Summary: Researchers have identified the structural basis for SARS-CoV-2 inhibition by the drug Remdesivir. The findings reveal a potential binding pattern that offers support for the design of new, more efficient, and specific anti-COVID-19 drugs.
Source: Chinese Academy of Sciences
A team of Chinese scientists have reported the high-resolution cryo-EM structure of Remdesivir-bound RNA replicase complex from SARS-CoV-2, the infective virus of COVID-19.
The research, published online in Science on May 1, was conducted by Prof. Xu Huaqiang and Prof. Xu Yechun from the Shanghai Institute of Materia Medica (SIMM) of the Chinese Academy of Sciences (CAS), Prof. Zhang Yan from the Zhejiang University School of Medicine, Prof. Zhang Shuyang from Peking Union Medical College and Chinese Academy of Medical Sciences, and their collaborators.
COVID-19 has spread rapidly around the world and is an ongoing humanitarian crisis. Many countries are now facing tremendous challenges in the fight against SARS-CoV-2. Finding an effective treatment is a very urgent matter.
SARS-CoV-2 is a positive-strand RNA virus that mainly infects human cells through the mucosal system. The massive replication of the virus requires the rapid synthesis of its genetic RNA. This process is mediated by a multi-subunit replication transcription complex composed of multiple non-structural proteins (nsp) of the virus.

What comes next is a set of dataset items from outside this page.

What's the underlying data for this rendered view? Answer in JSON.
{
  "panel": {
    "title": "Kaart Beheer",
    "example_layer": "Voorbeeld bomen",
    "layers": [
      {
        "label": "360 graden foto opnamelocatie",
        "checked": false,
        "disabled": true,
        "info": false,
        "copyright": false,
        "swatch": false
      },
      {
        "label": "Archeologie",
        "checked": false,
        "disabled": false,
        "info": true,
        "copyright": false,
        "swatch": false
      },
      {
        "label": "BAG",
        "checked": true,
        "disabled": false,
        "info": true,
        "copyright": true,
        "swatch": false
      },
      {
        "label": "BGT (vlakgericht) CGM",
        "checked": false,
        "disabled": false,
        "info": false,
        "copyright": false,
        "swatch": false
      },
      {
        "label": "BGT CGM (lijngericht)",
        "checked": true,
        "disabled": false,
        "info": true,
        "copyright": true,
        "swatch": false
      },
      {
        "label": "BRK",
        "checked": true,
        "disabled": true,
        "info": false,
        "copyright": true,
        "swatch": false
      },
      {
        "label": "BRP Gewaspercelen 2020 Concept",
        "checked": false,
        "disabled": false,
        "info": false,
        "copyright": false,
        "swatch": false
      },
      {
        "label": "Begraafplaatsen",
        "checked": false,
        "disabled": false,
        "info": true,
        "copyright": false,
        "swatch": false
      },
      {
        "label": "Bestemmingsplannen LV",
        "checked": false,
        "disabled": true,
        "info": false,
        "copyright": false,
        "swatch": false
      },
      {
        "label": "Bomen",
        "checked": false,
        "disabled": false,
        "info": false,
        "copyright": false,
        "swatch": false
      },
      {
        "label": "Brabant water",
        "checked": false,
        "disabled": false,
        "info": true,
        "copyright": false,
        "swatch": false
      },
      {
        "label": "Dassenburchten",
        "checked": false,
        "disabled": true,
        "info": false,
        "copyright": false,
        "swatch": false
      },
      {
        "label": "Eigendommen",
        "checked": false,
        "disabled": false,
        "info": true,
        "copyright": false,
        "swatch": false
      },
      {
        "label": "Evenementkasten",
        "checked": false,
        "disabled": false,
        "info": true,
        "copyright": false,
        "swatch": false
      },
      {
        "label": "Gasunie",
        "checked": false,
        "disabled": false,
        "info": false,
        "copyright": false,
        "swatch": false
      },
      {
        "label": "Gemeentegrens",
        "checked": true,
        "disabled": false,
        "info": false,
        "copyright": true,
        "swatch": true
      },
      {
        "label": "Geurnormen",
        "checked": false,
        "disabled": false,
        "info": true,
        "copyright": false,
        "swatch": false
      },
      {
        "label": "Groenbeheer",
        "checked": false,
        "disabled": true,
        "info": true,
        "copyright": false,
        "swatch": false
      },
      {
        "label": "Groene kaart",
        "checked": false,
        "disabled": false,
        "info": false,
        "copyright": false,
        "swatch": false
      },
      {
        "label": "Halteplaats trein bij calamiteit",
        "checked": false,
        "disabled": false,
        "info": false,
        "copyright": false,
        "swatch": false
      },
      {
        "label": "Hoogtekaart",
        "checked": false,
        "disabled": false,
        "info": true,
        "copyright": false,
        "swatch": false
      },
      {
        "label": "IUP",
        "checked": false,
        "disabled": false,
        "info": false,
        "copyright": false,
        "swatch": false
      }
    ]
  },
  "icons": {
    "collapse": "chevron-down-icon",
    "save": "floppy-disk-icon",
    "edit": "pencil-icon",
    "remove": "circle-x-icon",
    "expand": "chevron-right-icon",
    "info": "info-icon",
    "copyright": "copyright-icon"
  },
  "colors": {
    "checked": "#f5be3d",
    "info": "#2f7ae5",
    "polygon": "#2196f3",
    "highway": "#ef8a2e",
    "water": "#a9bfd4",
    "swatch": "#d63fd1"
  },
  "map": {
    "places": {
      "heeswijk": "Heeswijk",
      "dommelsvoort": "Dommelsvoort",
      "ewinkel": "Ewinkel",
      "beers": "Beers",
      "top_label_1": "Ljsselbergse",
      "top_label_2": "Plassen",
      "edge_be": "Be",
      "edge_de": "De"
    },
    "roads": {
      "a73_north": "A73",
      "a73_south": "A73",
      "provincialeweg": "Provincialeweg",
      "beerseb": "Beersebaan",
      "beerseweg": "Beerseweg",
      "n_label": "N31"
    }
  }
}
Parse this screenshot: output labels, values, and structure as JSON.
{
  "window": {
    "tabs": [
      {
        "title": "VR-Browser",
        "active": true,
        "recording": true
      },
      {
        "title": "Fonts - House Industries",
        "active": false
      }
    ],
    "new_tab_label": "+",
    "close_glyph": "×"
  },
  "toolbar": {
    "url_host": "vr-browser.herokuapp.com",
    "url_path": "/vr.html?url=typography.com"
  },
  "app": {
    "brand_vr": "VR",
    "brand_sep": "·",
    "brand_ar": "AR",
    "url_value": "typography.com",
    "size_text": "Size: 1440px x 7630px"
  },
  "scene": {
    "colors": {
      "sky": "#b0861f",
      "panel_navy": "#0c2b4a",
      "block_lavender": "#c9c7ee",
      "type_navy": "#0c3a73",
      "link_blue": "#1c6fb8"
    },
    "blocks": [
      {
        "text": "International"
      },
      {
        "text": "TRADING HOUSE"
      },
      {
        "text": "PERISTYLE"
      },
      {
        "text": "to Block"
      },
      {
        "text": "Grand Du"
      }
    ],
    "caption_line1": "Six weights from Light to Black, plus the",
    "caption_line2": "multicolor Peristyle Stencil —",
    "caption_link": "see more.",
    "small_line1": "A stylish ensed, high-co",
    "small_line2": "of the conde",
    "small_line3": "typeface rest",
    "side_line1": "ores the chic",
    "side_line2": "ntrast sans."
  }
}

The core element is the replicase complex, which is the core component of coronavirus replication. Numerous nucleoside drugs targeting replicase are currently under clinical testing, including Remdesivir.
After 46 days of hard work, the scientists were able to elaborate the replicase-targeting mechanism underlying the antiviral efficacy of these nucleoside drugs. Their study reports the cryo-EM structure of the SARS-CoV-2 replicase both in the apo form at 2.8 Å resolution and in complex with a template-primer RNA and Remdesivir at 2.5 Å resolution. The overall conformation of the complex structure is very similar to that of the apo form, with the identical structures at the core catalytic active site. Comprehensive analysis of the structures showed that the SARS-CoV-2 replicase complex is a very efficient enzyme. During RNA extension, conformational change is small, which also explains the highly contagious nature of SARS-CoV-2.
The replicase complex recognizes RNA—but not DNA—through a sequence-independent binding way. The structure of the complex explains how Remdesivir enters the replication active site and covalently links with the viral genome, thereby inhibiting virus replication.
The residues involved in RNA binding as well as those comprising the catalytic active site are highly conserved among most RNA viruses. This shows the conservative mechanism of the replicase complex during gene replication and suggests it may be possible to develop broad spectrum antiviral inhibitors.
The structures described in this study reveal potential binding patterns that offer theoretical support for the design of more powerful, efficient and specific anti-SARS-CoV-2 drugs. In this way, they provide a basis for the design of the antiviral drugs, which are so urgently needed to fight the COVID-19 crisis.
About this COVID-19 research article
Source: Chinese Academy of Sciences Media Contacts: Press Office – Chinese Academy of Sciences Image Source: The image is credited to SIMM.
Structural basis for inhibition of the RNA-dependent RNA polymerase from SARS-CoV-2 by remdesivir
The pandemic of Corona Virus Disease 2019 (COVID-19) caused by SARS-CoV-2 has become a global crisis. The replication of SARS-CoV-2 requires the viral RNA-dependent RNA polymerase (RdRp), a target of the antiviral drug, Remdesivir. Here we report the cryo-EM structure of the SARS-CoV-2 RdRp either in the apo form at 2.8 Å resolution or in complex with a 50-base template-primer RNA and Remdesivir at 2.5 Å resolution. The complex structure reveals that the partial double-stranded RNA template is inserted into the central channel of the RdRp where Remdesivir is covalently incorporated into the primer strand at the first replicated base pair and terminates chain elongation. Our structures provide critical insights into the mechanism of viral RNA replication and a rational template for drug design to combat the viral infection.